Uma trajetória construída na literatura, no cinema, na educação e na defesa da cultura dos povos originários fez com que o nome de Gleycielli Nonato Guató passasse a integrar, antes mesmo do início oficial da campanha eleitoral, a lista de lembranças espontâneas dos eleitores de Mato Grosso do Sul.
A artista, escritora e liderança indígena do povo Guató foi a única representante indígena citada na pesquisa espontânea de intenção de voto para deputada federal realizada pela Ranking Comunicação e Pesquisas entre os dias 18 e 23 de julho, que ouviu 2.000 moradores com 16 anos ou mais em 30 municípios do estado. A amostragem conta com um intervalo de confiança de 95% e margem de erro de 2,2 pontos percentuais, para mais ou para menos.
Em um estado que concentra a terceira maior população indígena do Brasil, o levantamento chama atenção para o crescimento da representatividade dos povos originários no debate público e evidencia uma trajetória construída muito antes da disputa eleitoral.
Nascida em Coxim, Gleycielli pertence ao povo Guató, uma das etnias originárias historicamente ligadas ao Pantanal. Licenciada em Artes e pós-graduada em Literatura, Cultura e Artes Cênicas, iniciou sua carreira como professora e, ao longo de quase duas décadas, transformou a arte em instrumento de fortalecimento da identidade indígena e de promoção da cultura sul-mato-grossense. É escritora, atriz, cineasta, produtora cultural, radialista, apresentadora de televisão e articuladora de projetos voltados à literatura, ao audiovisual e à formação cultural.
Autora de obras como Índia do Rio, Vila Pequena, A Revolução de Catí Guató e Corixos dos Bichos — livro adquirido pelo Ministério da Educação para distribuição em escolas públicas de todo o país —, Gleycielli também construiu uma trajetória no audiovisual, participando como atriz, roteirista, produtora e produtora executiva de filmes e documentários voltados à preservação da memória e da cultura dos povos originários.

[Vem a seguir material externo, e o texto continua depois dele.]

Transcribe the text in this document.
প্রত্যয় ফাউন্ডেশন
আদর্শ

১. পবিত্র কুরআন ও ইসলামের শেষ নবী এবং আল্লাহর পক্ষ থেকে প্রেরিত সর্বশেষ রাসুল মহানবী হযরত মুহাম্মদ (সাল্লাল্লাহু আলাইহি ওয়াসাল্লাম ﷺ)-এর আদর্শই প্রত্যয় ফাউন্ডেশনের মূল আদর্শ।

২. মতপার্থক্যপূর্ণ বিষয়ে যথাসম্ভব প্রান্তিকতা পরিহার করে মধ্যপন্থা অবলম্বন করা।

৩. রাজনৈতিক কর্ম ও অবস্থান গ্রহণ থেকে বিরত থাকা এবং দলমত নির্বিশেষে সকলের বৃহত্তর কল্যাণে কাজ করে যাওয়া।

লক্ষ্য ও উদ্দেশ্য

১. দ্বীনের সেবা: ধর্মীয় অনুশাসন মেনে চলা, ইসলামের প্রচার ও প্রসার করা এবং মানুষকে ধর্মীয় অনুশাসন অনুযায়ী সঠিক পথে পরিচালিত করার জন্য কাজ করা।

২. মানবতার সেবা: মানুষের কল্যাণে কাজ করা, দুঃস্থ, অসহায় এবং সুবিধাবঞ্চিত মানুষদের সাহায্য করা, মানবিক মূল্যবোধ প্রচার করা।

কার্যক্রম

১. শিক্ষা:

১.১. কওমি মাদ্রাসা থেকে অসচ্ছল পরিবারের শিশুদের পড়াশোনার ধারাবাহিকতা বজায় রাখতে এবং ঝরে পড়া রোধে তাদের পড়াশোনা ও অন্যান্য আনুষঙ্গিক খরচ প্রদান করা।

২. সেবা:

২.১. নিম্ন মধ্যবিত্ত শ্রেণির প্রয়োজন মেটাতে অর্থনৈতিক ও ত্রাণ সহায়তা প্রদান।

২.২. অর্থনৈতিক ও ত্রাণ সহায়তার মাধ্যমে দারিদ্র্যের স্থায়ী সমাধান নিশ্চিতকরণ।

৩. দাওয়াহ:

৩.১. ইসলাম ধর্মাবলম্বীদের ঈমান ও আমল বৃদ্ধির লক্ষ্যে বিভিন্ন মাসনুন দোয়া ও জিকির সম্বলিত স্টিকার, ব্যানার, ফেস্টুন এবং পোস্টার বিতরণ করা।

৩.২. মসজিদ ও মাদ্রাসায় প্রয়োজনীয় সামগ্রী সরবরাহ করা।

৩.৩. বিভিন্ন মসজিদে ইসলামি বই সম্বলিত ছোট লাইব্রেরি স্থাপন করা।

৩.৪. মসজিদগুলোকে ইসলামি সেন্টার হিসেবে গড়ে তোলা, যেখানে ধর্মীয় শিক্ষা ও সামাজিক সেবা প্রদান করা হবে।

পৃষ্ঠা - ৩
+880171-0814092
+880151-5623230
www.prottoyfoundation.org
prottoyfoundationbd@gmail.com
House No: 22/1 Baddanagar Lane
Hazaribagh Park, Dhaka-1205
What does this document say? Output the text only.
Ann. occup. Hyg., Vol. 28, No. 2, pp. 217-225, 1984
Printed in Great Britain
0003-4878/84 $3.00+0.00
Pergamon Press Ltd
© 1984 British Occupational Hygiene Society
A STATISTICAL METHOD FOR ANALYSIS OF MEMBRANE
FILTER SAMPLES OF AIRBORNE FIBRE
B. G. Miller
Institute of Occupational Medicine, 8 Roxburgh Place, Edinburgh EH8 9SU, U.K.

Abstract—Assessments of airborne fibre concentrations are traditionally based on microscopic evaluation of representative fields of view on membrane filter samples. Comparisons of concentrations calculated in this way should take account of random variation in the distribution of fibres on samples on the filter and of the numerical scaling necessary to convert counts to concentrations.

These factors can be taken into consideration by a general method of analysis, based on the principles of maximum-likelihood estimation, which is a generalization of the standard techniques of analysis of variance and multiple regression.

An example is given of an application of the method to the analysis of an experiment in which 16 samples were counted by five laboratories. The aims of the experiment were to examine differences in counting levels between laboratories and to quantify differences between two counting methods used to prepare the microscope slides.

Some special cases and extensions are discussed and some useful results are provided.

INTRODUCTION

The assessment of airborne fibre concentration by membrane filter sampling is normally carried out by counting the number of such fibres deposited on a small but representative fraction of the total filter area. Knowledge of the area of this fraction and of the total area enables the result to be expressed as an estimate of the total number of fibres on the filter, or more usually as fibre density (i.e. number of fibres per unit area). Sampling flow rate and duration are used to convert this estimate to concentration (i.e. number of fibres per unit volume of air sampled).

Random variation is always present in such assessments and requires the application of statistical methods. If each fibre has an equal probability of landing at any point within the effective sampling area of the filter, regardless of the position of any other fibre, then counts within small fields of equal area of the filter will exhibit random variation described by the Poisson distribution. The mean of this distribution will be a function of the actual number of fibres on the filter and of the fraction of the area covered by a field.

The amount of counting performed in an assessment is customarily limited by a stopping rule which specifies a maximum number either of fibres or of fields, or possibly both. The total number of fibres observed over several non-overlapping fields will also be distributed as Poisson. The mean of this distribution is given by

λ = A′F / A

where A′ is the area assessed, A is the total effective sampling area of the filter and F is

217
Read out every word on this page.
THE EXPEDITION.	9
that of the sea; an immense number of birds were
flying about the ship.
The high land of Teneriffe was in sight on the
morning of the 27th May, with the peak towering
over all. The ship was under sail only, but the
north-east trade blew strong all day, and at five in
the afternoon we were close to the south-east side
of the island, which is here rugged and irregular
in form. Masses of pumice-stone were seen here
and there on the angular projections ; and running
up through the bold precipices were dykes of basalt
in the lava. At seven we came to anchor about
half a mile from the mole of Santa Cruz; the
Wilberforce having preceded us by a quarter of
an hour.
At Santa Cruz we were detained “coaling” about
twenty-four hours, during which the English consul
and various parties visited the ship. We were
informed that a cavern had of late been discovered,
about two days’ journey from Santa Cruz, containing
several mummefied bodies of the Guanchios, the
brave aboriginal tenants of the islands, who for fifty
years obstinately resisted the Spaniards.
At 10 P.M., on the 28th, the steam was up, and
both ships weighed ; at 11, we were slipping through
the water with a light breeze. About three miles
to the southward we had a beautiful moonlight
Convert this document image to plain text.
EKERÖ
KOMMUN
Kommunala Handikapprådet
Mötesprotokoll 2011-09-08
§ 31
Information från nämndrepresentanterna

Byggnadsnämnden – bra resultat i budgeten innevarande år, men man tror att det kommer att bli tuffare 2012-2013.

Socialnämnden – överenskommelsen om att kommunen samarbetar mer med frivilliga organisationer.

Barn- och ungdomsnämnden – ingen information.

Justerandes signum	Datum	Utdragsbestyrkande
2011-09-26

Ao receber a notícia de que seu nome havia sido lembrado espontaneamente pelos entrevistados, Gleycielli conta que a informação chegou como uma surpresa, mas também como a confirmação de que a caminhada construída ao longo dos anos começa a ser reconhecida pela população.
“Foi uma surpresa muito positiva. A gente acredita no trabalho que está sendo construído e na força dessa caminhada coletiva, mas ver meu nome lembrado espontaneamente mostrou que essa história começou a alcançar as pessoas. Para mim, significa que estamos levando muitas vozes para perto dos espaços onde as decisões são tomadas”.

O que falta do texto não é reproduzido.